Appendix 3: Considerations on Embedded Files

This chapter provides some background on embedded files support in PyMuPDF.

General

Starting with version 1.4, PDF supports embedding arbitrary files as part (“Embedded File Streams”) of a PDF document file (see chapter 3.10.3, pp. 184 of the Adobe PDF Reference 1.7).

In many aspects, this is comparable to concepts also found in ZIP files or the OLE technique in MS Windows. PDF embedded files do, however, not support directory structures as does the ZIP format. An embedded file can in turn contain embedded files itself.

Advantages of this concept are that embedded files are under the PDF umbrella, benefitting from its permissions / password protection and integrity aspects: all files a PDF may reference or even be dependent on can be bundled into it and so form a single, consistent unit of information.

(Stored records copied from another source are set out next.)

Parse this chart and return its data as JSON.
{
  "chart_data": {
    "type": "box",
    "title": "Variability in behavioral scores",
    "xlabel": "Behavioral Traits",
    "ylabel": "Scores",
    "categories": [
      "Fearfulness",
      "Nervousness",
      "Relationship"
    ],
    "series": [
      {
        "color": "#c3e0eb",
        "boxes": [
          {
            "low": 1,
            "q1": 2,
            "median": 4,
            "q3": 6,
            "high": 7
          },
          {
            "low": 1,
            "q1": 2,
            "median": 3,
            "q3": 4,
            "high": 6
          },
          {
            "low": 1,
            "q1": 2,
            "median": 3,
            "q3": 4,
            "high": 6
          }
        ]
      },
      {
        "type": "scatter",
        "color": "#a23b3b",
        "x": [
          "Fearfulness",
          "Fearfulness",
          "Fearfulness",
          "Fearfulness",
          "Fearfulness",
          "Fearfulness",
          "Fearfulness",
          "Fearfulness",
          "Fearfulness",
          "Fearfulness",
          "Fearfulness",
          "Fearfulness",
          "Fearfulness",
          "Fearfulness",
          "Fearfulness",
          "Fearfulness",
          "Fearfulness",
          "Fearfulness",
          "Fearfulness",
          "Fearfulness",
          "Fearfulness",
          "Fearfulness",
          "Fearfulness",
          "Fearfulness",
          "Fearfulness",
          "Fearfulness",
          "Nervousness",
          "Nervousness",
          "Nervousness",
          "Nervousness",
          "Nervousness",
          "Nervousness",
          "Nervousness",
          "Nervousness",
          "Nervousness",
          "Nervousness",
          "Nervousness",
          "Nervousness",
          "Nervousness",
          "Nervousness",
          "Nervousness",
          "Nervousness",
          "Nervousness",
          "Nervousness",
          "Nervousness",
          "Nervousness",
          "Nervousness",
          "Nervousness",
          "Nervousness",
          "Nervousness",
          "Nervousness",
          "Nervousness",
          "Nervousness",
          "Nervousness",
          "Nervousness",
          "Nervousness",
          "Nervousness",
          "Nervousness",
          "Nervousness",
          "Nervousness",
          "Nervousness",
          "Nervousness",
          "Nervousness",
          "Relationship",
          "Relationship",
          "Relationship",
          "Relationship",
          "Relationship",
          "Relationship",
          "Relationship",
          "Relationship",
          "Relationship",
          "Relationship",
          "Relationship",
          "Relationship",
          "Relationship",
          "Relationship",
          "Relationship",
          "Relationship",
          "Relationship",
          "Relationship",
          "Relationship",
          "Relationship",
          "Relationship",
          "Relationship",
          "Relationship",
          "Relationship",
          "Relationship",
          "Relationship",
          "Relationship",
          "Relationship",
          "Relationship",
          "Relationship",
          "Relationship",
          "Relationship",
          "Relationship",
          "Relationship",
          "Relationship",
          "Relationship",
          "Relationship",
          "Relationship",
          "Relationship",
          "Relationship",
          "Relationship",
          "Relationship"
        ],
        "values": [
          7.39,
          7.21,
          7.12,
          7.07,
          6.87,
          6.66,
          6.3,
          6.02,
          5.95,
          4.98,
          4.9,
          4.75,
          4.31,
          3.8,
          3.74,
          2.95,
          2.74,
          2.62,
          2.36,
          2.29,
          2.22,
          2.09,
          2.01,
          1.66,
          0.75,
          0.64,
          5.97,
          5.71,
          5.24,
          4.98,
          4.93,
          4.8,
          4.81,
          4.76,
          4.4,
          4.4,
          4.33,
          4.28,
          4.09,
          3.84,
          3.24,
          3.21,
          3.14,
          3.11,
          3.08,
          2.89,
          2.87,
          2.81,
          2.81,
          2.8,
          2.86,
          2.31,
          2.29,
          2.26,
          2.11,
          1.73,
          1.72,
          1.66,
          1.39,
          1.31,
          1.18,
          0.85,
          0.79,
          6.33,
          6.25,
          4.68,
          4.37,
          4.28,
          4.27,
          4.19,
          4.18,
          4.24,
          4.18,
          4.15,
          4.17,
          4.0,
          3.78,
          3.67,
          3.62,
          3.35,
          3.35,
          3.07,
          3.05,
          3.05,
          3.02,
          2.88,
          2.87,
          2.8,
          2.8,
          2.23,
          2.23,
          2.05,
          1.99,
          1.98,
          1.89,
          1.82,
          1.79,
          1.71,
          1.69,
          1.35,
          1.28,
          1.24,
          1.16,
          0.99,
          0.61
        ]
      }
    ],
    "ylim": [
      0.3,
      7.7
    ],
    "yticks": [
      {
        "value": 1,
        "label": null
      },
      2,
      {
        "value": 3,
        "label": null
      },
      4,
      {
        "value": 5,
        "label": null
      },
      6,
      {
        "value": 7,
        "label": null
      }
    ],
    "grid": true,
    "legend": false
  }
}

In addition to embedded files, PDF 1.7 adds collections to its support range. This is an advanced way of storing and presenting meta information (i.e. arbitrary and extensible properties) of embedded files.

MuPDF Support

MuPDF v1.11 added initial support for embedded files and collections (also called portfolios).

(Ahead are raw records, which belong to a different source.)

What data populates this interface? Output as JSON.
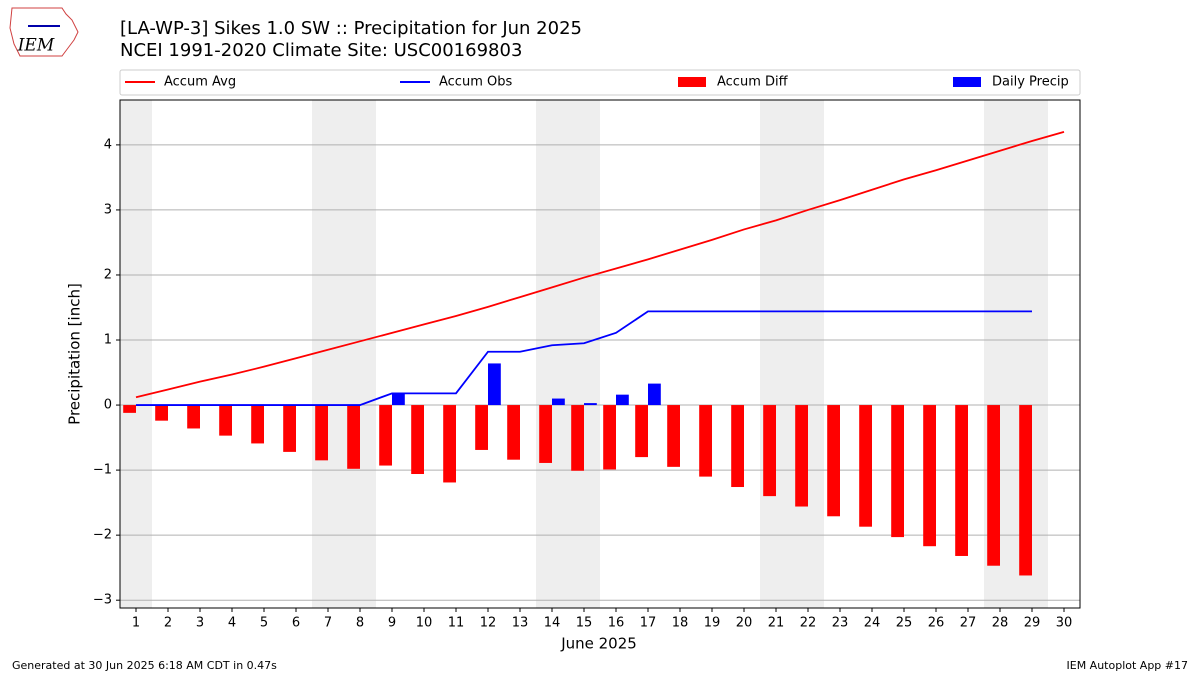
{
  "chart_data": {
    "type": "bar_line",
    "title": "[LA-WP-3] Sikes 1.0 SW :: Precipitation for Jun 2025",
    "subtitle": "NCEI 1991-2020 Climate Site: USC00169803",
    "xlabel": "June 2025",
    "ylabel": "Precipitation [inch]",
    "logo_text": "IEM",
    "footer_left": "Generated at 30 Jun 2025 6:18 AM CDT in 0.47s",
    "footer_right": "IEM Autoplot App #17",
    "x": [
      1,
      2,
      3,
      4,
      5,
      6,
      7,
      8,
      9,
      10,
      11,
      12,
      13,
      14,
      15,
      16,
      17,
      18,
      19,
      20,
      21,
      22,
      23,
      24,
      25,
      26,
      27,
      28,
      29,
      30
    ],
    "series": [
      {
        "name": "Accum Avg",
        "kind": "line",
        "color": "#ff0000",
        "values": [
          0.12,
          0.24,
          0.36,
          0.47,
          0.59,
          0.72,
          0.85,
          0.98,
          1.11,
          1.24,
          1.37,
          1.51,
          1.66,
          1.81,
          1.96,
          2.1,
          2.24,
          2.39,
          2.54,
          2.7,
          2.84,
          3.0,
          3.15,
          3.31,
          3.47,
          3.61,
          3.76,
          3.91,
          4.06,
          4.2
        ]
      },
      {
        "name": "Accum Obs",
        "kind": "line",
        "color": "#0000ff",
        "values": [
          0,
          0,
          0,
          0,
          0,
          0,
          0,
          0,
          0.18,
          0.18,
          0.18,
          0.82,
          0.82,
          0.92,
          0.95,
          1.11,
          1.44,
          1.44,
          1.44,
          1.44,
          1.44,
          1.44,
          1.44,
          1.44,
          1.44,
          1.44,
          1.44,
          1.44,
          1.44,
          null
        ]
      },
      {
        "name": "Accum Diff",
        "kind": "bar",
        "color": "#ff0000",
        "values": [
          -0.12,
          -0.24,
          -0.36,
          -0.47,
          -0.59,
          -0.72,
          -0.85,
          -0.98,
          -0.93,
          -1.06,
          -1.19,
          -0.69,
          -0.84,
          -0.89,
          -1.01,
          -0.99,
          -0.8,
          -0.95,
          -1.1,
          -1.26,
          -1.4,
          -1.56,
          -1.71,
          -1.87,
          -2.03,
          -2.17,
          -2.32,
          -2.47,
          -2.62,
          null
        ]
      },
      {
        "name": "Daily Precip",
        "kind": "bar",
        "color": "#0000ff",
        "values": [
          0,
          0,
          0,
          0,
          0,
          0,
          0,
          0,
          0.18,
          0,
          0,
          0.64,
          0,
          0.1,
          0.03,
          0.16,
          0.33,
          0,
          0,
          0,
          0,
          0,
          0,
          0,
          0,
          0,
          0,
          0,
          0,
          null
        ]
      }
    ],
    "weekend_shading": [
      [
        0.5,
        1.5
      ],
      [
        6.5,
        8.5
      ],
      [
        13.5,
        15.5
      ],
      [
        20.5,
        22.5
      ],
      [
        27.5,
        29.5
      ]
    ],
    "xlim": [
      0.5,
      30.5
    ],
    "xticks": [
      1,
      2,
      3,
      4,
      5,
      6,
      7,
      8,
      9,
      10,
      11,
      12,
      13,
      14,
      15,
      16,
      17,
      18,
      19,
      20,
      21,
      22,
      23,
      24,
      25,
      26,
      27,
      28,
      29,
      30
    ],
    "ylim": [
      -3.12,
      4.69
    ],
    "yticks": [
      -3,
      -2,
      -1,
      0,
      1,
      2,
      3,
      4
    ],
    "grid": true,
    "legend": "top"
  }
}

The library contains functions to add files to the EmbeddedFiles name tree and display some information of its entries.

Also supported is a full set of functions to maintain collections (advanced metadata maintenance) and their relation to embedded files.

PyMuPDF Support

Starting with PyMuPDF v1.11.0 we fully reflect MuPDF’s support for embedded files and partly go beyond that scope:

  • We can add, extract and delete embedded files.
  • We can display and change some meta information (outside collections). Informations available for display are name, filename, description, length and compressed size. Of these properties, filename and description can also be changed, after a file has been embedded.

Support of the collections feature has been postponed to a later version. We will probably include this ever only on user request.